Original poster: "Jason Petrou by way of Terry Fritz <twftesla-at-qwest-dot-net>" <jasonp-at-btinternet-dot-com>

John,

Good luck with your test - forward me the results if you will. It will be
interesting to see whether or not your results are similar to mine. How are
you planning on feeding pulses to the ignition coil? Are you going to use a
zero crossing chip run off a phase shifter and a FET setup or the good old
mechanical way like me :)

> I obtain the same results with a 9" rotor, 7" rotor, and 5" rotor
> on my TT-42 TC.  In a properly working system, the gap arc
> should quench while the electrodes are still aligned.  This occurs
> because the energy has dissipated.
At 200 breaks, a power arc seems to form on the first break, rather than the
second break, i.e. as the sine curve is still rising on the first break (at
45 degrees). I am not sure why this is, but I can hazard a guess. When the
sparkgap fires and creates a path for the ionised air to follow it also
allows the rising voltage on the sine curve to continue a power arc after
the cap is discharged. On the second firing at 135 degrees the voltage from
the AC line is not high enough to continue a mians power arc, but the cap is
still charged from the peak of the AC line.
    This notices on my coil because I am using a resonant cap - for whatever
reason the first firing seems to power arc more - possibly something to do
with the cap resonant charging as opposed to DC charging.

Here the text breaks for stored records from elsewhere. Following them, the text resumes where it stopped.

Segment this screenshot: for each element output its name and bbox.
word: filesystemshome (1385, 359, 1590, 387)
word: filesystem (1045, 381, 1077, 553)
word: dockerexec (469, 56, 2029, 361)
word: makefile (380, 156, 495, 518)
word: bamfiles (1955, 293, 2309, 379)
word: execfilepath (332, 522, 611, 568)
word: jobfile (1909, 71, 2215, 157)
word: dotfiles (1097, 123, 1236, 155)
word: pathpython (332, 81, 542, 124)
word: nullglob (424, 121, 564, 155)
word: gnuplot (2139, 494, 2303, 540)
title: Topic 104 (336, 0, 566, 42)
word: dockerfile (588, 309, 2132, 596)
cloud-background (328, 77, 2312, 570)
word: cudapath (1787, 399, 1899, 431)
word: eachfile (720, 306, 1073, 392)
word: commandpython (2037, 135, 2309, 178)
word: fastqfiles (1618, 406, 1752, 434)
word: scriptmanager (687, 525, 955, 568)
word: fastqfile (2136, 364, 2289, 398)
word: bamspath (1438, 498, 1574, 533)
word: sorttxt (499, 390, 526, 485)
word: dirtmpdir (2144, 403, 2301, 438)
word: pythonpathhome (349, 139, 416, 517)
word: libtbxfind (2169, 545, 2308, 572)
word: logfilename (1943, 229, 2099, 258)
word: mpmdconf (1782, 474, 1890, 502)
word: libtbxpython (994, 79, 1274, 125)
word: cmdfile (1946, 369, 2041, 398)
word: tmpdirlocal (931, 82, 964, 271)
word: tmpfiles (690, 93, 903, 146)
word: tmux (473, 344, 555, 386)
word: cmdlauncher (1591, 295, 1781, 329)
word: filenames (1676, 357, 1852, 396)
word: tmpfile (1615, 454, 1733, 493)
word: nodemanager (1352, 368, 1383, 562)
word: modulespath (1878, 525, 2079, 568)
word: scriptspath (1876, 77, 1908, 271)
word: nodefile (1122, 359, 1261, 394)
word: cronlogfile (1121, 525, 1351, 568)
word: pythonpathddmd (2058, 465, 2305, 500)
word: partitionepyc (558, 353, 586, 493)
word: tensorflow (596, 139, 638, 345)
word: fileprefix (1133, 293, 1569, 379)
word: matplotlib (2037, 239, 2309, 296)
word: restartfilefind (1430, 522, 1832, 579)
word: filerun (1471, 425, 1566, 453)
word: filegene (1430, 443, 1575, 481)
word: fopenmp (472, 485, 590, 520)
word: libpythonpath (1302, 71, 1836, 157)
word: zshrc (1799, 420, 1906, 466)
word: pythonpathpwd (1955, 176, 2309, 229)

> If the rotor is too small,
> the power too great, the motor too slow, the cap too small, or
> the ballasting not correct, then the gap can "re-fire" while the
> electrodes are still aligned, causing heating of the electrodes,
> arc-trailing, and inefficient operation.  Often these problems
> can be eliminated by rounding the tips of the electrodes some,
> especially if they are thick or wide.
Good point - I rounded the tips of my electrodes to try to conpensate for
it, and it seemed to reduce both jitter and power arcing.

If anyone was interested the way that I tested this was to put a piece of
paper around the disc, and the the bit of paper after the first contacts
burnt, but never after the second.  Not very advanced, but it worked :)

As I say John, please share your findings with us.